When I Didn't Think I Deserved Compliments About How I Was Handling My Disease
Resilience. Merriam-Webster defines resilience as “the ability of something to return to its original shape after it has been pulled, stretched, pressed, bent.”
Every time I tell someone I have Crohn’s disease, their immediate response is “I’m so sorry, that must be so hard,” almost always to be followed by, “You are so strong.” The first few months (years?) after diagnosis, I always chuckled to myself when I heard that. Strong? All I do is put up with persistently annoying pain and an abundance of doctor’s appointments. Five doctors later, I still leave most appointments answerless and discouraged. I can’t remember the last time I was given a straight answer from my doctor due to the inconsistent nature of Crohn’s disease. This illness is a long and seemingly endless battle. A battle between myself and the disease, but also with my medications, my immune system, my doctors and my mind. What seems like routine discomfort and procedures still cause an awful lot of pain.

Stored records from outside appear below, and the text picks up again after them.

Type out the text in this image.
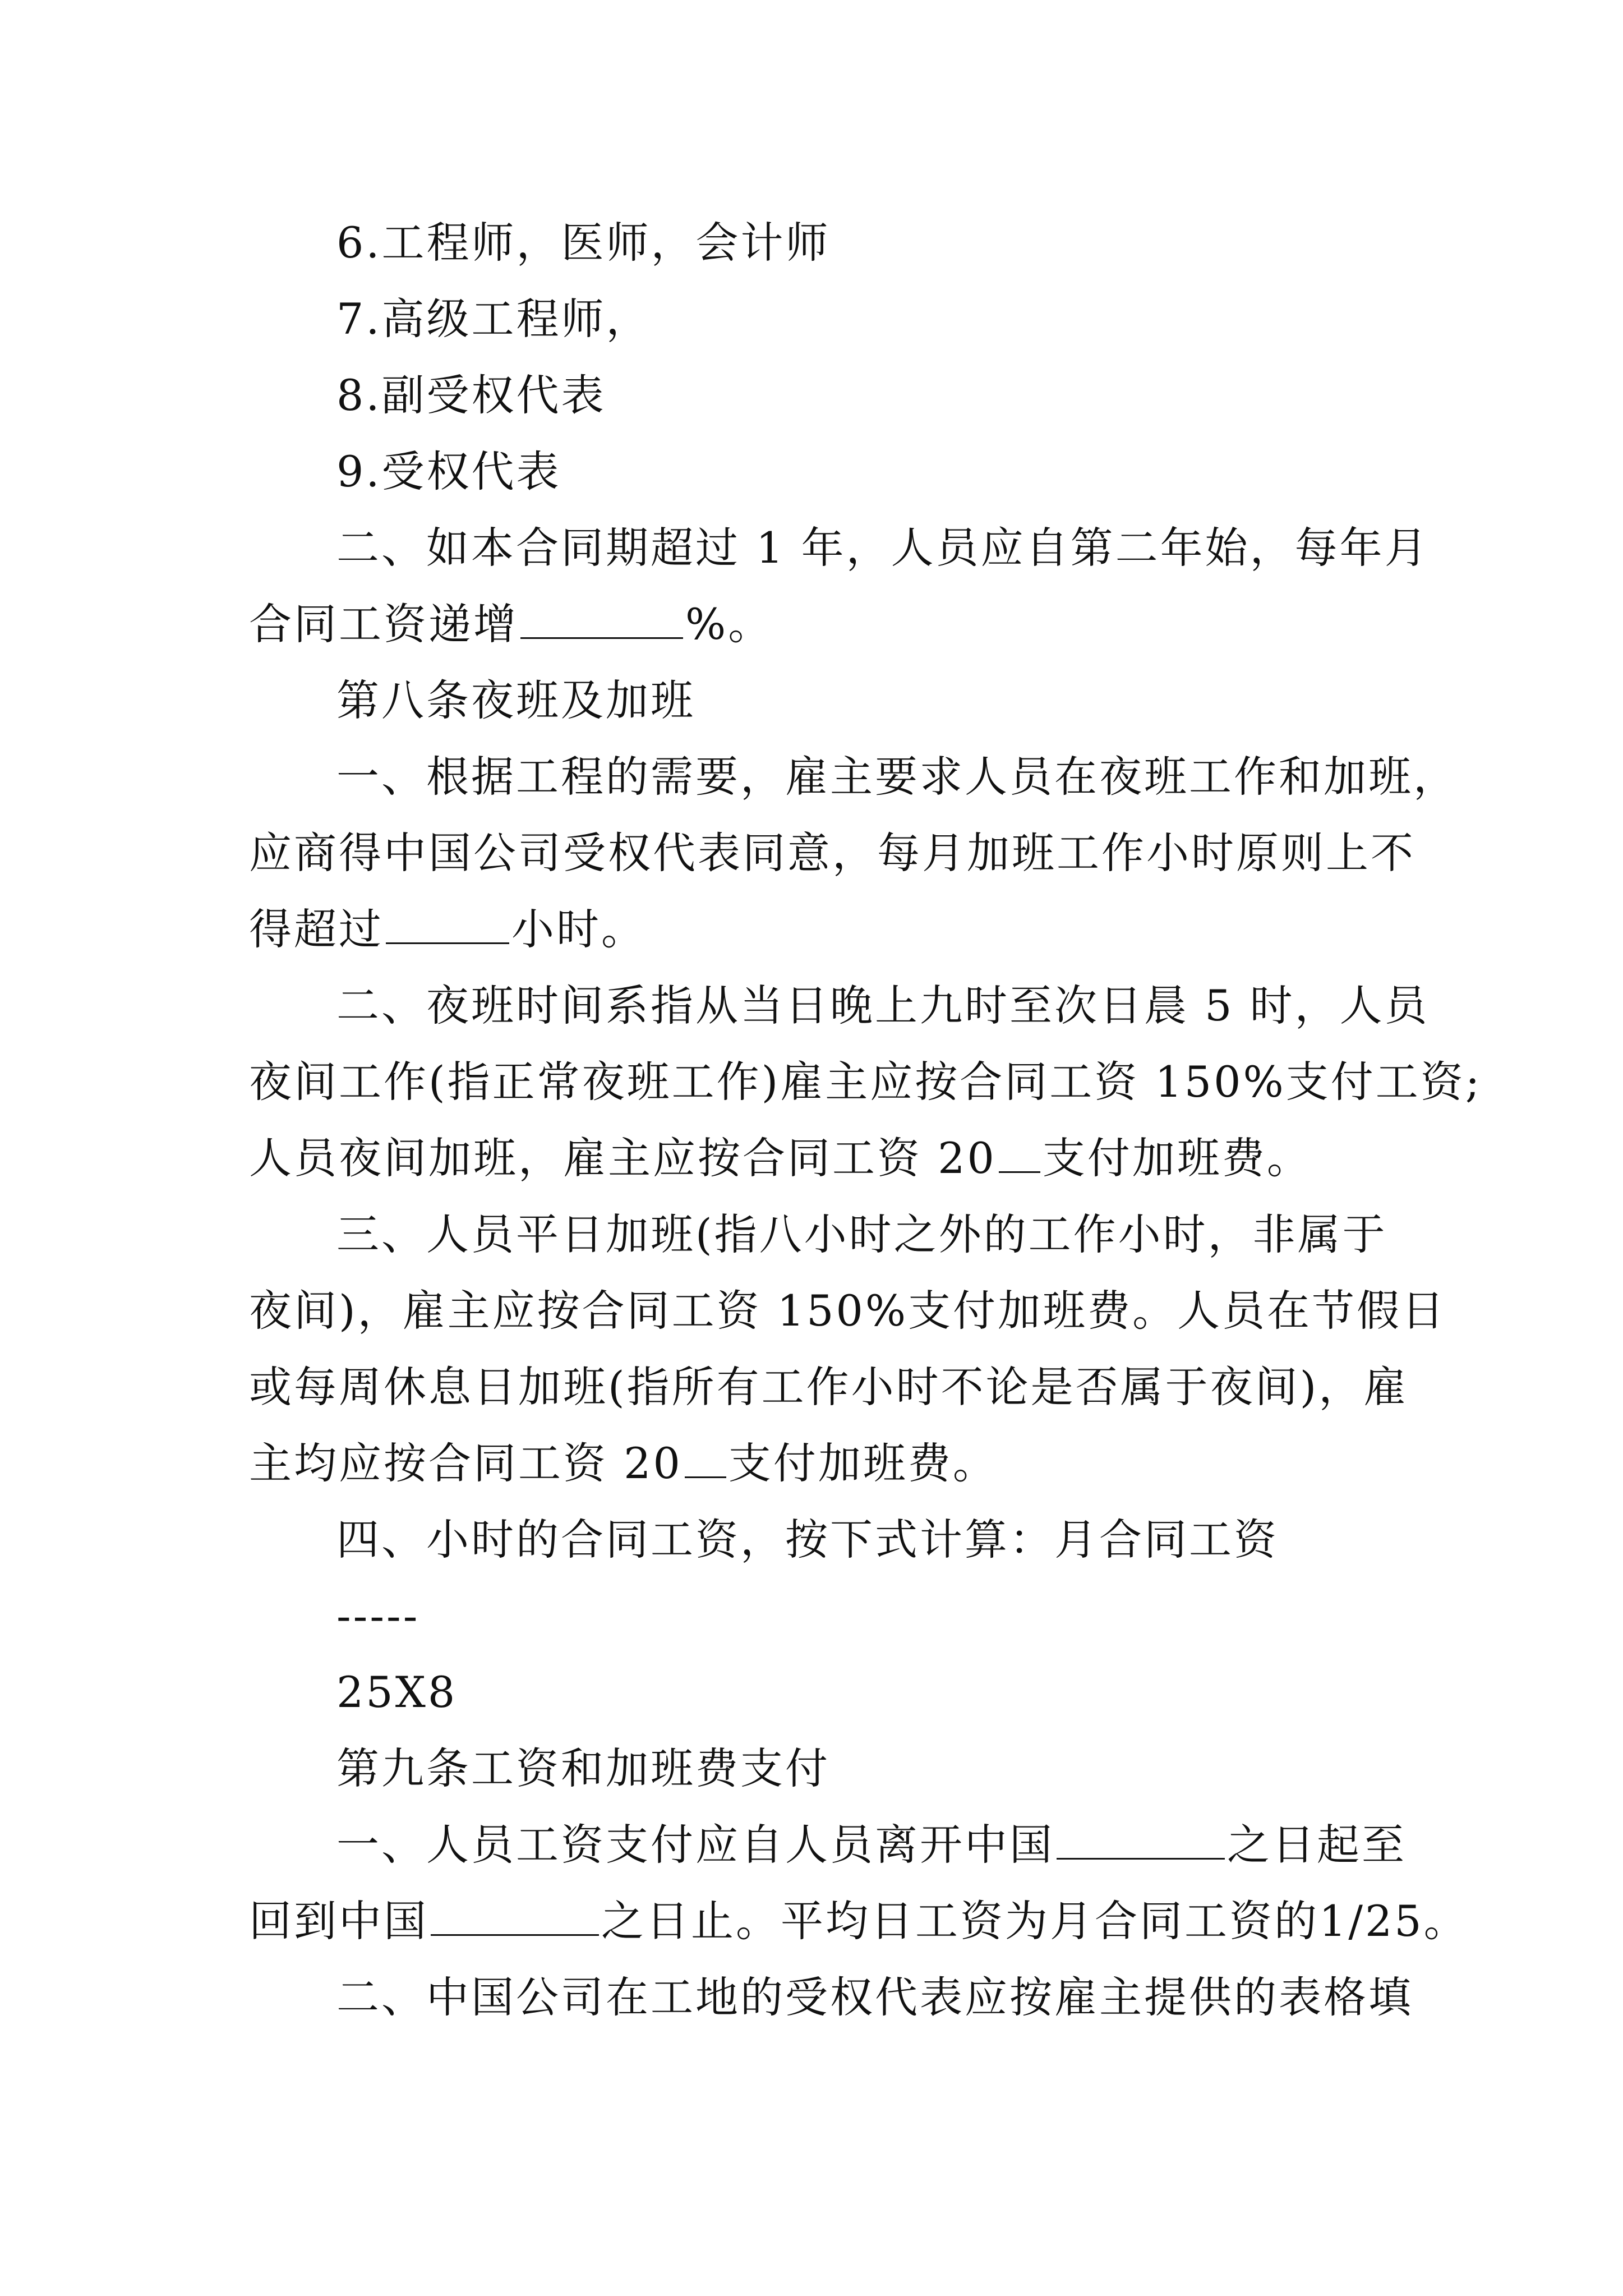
6.工程师，医师，会计师
7.高级工程师，
8.副受权代表
9.受权代表
二、如本合同期超过 1 年，人员应自第二年始，每年月
合同工资递增	%。
第八条夜班及加班
一、根据工程的需要，雇主要求人员在夜班工作和加班，
应商得中国公司受权代表同意，每月加班工作小时原则上不
得超过	小时。
二、夜班时间系指从当日晚上九时至次日晨 5 时，人员
夜间工作(指正常夜班工作)雇主应按合同工资 150%支付工资;
人员夜间加班，雇主应按合同工资 20 支付加班费。
三、人员平日加班(指八小时之外的工作小时，非属于
夜间)，雇主应按合同工资 150%支付加班费。人员在节假日
或每周休息日加班(指所有工作小时不论是否属于夜间)，雇
主均应按合同工资 20 支付加班费。
四、小时的合同工资，按下式计算：月合同工资
-----
25X8
第九条工资和加班费支付
一、人员工资支付应自人员离开中国	之日起至
回到中国	之日止。平均日工资为月合同工资的1/25。
二、中国公司在工地的受权代表应按雇主提供的表格填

Over time, I learned that many people had the wrong idea of my disease, since it is an incredibly individualized illness and every patient is different. They had the wrong idea about me, my illness, and my treatment — and that’s OK. However, because of this, I discredited everyone’s statements in regards to it. I ignored their words of encouragement because I didn’t think I deserved them.
Today, after falling apart and pulling myself back together so many times since my diagnosis, I’ve realized they were right. I excel through so much pain and struggle that many of my peers don’t experience. School can get difficult to balance, work can get difficult to balance, even relationships can get difficult to balance, but I am strong. Please, remember you are strong, too.
The ability of something to return to its original shape after it has been pulled, stretched, pressed, bent. I have been pulled, stretched, pressed, bent, and I move forward.